O comitê gestor era um espaço intersetorial que reunia esferas públicas (federal, estadual e municipal) e atores privados. Ao ser extinto, o atual governo colocou em xeque um trabalho de oito anos, em que a sociedade civil, incluindo indígenas e ribeirinhos, tinha voz na tomada de decisões. Sua extinção também resultou na suspensão de novos editais para apresentação de projetos até a definição, pelo governo federal, de que forma e onde os recursos serão aplicados.
“Como é que o governo pretende dar sequência a um programa que tem uma perspectiva regional sem estar escutando o conjunto dos atores que compõem aquela região?. Por que o governo simplesmente suspendeu os investimentos sem dar nenhuma satisfação ou colocar nada no seu lugar?" questiona André Villas-Boas, do ISA.
O comitê gestor do PDRSX era composto de forma paritária por 15 membros titulares dos órgãos governamentais, das esferas federal, estadual e municipal e mais 15 representantes da sociedade civil - do setor empresarial, sindicatos patronais e de trabalhadores dos setores urbano, rural e pesqueiro, comunidades indígenas e instituição de ensino e pesquisa.
Mesmo sem contrato, cuja prorrogação venceu no final de julho, o Instituto Avaliação, empresa gestora dos projetos, continua atendendo a população. Segundo o Ministério do Desenvolvimento Regional, que assumiu a gestão do PDRSX no dia 15 de agosto, o processo de seleção de uma nova empresa já foi iniciado. Ainda assim, não existe uma previsão de continuidade e nem clareza sobre como o trabalho vai continuar daqui para frente.
Mais do que um plano para alocação de verbas, o PDRSX se consolidou como um importante instrumento de gestão, “um processo inovador que vinha avançando de forma positiva, no contexto de uma região que tinha um histórico bastante complexo em relação à questão dos recursos públicos”, pontua Villas-Boas.

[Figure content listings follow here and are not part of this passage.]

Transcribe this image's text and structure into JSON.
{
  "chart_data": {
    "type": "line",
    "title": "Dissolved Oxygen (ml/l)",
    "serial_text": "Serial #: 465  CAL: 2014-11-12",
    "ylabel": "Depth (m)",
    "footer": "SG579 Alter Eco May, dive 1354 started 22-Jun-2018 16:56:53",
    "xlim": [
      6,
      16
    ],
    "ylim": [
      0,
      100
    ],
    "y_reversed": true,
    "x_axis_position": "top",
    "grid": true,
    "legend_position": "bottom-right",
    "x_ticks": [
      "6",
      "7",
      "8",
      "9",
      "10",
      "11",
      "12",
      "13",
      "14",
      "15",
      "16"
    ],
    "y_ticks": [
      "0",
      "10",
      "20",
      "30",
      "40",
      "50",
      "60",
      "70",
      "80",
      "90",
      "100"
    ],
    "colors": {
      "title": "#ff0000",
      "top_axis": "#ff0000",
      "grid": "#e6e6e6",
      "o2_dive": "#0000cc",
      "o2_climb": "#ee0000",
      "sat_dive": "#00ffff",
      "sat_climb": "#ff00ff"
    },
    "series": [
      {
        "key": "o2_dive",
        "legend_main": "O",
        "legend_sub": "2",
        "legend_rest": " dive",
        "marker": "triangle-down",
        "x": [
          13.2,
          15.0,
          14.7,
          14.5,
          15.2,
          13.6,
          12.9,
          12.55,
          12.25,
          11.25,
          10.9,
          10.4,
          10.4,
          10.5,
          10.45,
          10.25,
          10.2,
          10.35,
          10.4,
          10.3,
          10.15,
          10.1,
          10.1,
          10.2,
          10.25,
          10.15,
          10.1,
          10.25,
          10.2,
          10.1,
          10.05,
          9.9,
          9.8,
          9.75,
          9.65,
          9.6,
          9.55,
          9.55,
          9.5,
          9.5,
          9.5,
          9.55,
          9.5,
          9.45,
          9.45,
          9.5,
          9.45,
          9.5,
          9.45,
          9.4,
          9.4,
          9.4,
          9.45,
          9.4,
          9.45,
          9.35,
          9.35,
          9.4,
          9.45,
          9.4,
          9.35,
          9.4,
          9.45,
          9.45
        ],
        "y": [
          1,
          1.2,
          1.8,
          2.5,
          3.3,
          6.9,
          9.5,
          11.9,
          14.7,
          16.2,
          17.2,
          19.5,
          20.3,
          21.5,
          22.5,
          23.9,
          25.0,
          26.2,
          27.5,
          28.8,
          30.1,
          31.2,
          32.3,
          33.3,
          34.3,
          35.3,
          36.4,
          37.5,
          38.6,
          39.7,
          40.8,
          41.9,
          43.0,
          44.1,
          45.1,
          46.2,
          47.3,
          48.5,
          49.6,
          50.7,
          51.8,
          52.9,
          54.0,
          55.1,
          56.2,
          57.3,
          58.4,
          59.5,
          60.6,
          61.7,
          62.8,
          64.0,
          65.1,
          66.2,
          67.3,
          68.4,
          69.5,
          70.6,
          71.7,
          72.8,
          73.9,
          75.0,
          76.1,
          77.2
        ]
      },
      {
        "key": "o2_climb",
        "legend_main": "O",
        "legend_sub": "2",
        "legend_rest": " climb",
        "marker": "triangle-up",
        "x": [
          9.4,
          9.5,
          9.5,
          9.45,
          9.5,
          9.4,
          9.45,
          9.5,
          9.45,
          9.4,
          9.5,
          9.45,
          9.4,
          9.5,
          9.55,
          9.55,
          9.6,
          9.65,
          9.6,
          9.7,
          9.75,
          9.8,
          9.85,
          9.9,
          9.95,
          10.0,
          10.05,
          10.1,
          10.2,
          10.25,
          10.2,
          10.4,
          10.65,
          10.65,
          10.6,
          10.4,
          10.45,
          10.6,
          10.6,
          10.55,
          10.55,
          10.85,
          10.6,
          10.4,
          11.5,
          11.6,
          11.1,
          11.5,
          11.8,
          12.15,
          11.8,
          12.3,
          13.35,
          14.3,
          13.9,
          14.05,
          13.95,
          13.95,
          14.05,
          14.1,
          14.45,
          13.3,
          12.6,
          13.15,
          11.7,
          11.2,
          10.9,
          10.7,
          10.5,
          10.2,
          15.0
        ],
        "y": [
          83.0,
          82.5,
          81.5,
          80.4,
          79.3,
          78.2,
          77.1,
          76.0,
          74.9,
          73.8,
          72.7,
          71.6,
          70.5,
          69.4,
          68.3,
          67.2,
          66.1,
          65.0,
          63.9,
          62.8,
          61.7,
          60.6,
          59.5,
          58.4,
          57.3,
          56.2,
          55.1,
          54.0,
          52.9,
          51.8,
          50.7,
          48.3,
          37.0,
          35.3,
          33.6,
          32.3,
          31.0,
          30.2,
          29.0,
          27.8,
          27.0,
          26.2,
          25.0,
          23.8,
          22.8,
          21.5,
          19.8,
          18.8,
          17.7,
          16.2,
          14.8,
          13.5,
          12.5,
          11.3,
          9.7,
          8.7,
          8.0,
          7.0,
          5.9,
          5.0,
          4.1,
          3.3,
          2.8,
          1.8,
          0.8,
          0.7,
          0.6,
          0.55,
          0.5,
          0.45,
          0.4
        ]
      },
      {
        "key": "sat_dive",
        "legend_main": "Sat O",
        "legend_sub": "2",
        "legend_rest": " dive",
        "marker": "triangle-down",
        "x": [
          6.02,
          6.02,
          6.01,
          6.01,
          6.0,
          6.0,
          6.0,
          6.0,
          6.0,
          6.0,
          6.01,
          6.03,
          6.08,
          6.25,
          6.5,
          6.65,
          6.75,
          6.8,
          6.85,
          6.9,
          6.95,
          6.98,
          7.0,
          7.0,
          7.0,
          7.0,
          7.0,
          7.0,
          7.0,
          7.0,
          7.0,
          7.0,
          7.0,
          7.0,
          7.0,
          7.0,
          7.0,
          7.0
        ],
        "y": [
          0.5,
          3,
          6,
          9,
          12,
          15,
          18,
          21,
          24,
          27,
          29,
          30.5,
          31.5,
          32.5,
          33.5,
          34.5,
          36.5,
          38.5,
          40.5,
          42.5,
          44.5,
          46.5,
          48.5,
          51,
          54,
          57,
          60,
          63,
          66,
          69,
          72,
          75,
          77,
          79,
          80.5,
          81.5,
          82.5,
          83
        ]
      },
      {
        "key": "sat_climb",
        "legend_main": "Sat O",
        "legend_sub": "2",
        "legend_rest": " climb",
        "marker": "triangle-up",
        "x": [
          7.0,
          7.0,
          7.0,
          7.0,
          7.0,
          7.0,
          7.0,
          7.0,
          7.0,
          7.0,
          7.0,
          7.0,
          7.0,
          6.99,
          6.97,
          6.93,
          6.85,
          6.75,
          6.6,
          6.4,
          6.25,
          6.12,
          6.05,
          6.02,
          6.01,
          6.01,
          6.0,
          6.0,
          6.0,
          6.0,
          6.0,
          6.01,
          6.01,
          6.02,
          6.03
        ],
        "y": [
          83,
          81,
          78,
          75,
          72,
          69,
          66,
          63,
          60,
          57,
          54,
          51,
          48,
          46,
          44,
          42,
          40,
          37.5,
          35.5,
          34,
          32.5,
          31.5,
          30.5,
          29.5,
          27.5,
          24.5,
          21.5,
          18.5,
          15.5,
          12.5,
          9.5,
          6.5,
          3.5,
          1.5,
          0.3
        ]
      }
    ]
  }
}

O Plano de Desenvolvimento Regional Sustentável do Xingu (PDRSX) foi criado em 2010 e está ligado à Política Nacional de Desenvolvimento Regional (PNDR), cujo objetivo era reduzir as desigualdades regionais por meio de planos estratégicos de desenvolvimento para as macrorregiões do Brasil, como o Xingu.
O recurso foi destinado ao plano por meio do edital do leilão da Agência Nacional de Energia Elétrica (Aneel) para a contratação da energia proveniente da UHE Belo Monte. No edital, a Norte Energia, concessionária da usina, foi obrigada a investir R$ 500 milhões de reais no PDRSX. Estima-se que metade do montante já tenha sido usado nos 362 projetos aprovados entre 2011 e 2018.
O PDRSX inaugurou uma nova estrutura de funcionamento. É a primeira vez que o governo federal criou um mecanismo para incluir a sociedade regional na eleição e execução de projetos de desenvolvimento para uma região impactada por um grande empreendimento. Por esse motivo, a extinção do comitê gestor gera revolta e coloca em risco a participação da sociedade civil no plano.
“A extinção do comitê gestor é uma facada no coração democrático do PDRSX”, comenta João Batista, representante da sociedade civil no comitê. Segundo ele, a instância se consolidou como um espaço plural interinstitucional e as reuniões eram o momento em que se tinha a oportunidade de dialogar diretamente com as esferas governamentais, promovendo maior efetividade na implementação de políticas públicas.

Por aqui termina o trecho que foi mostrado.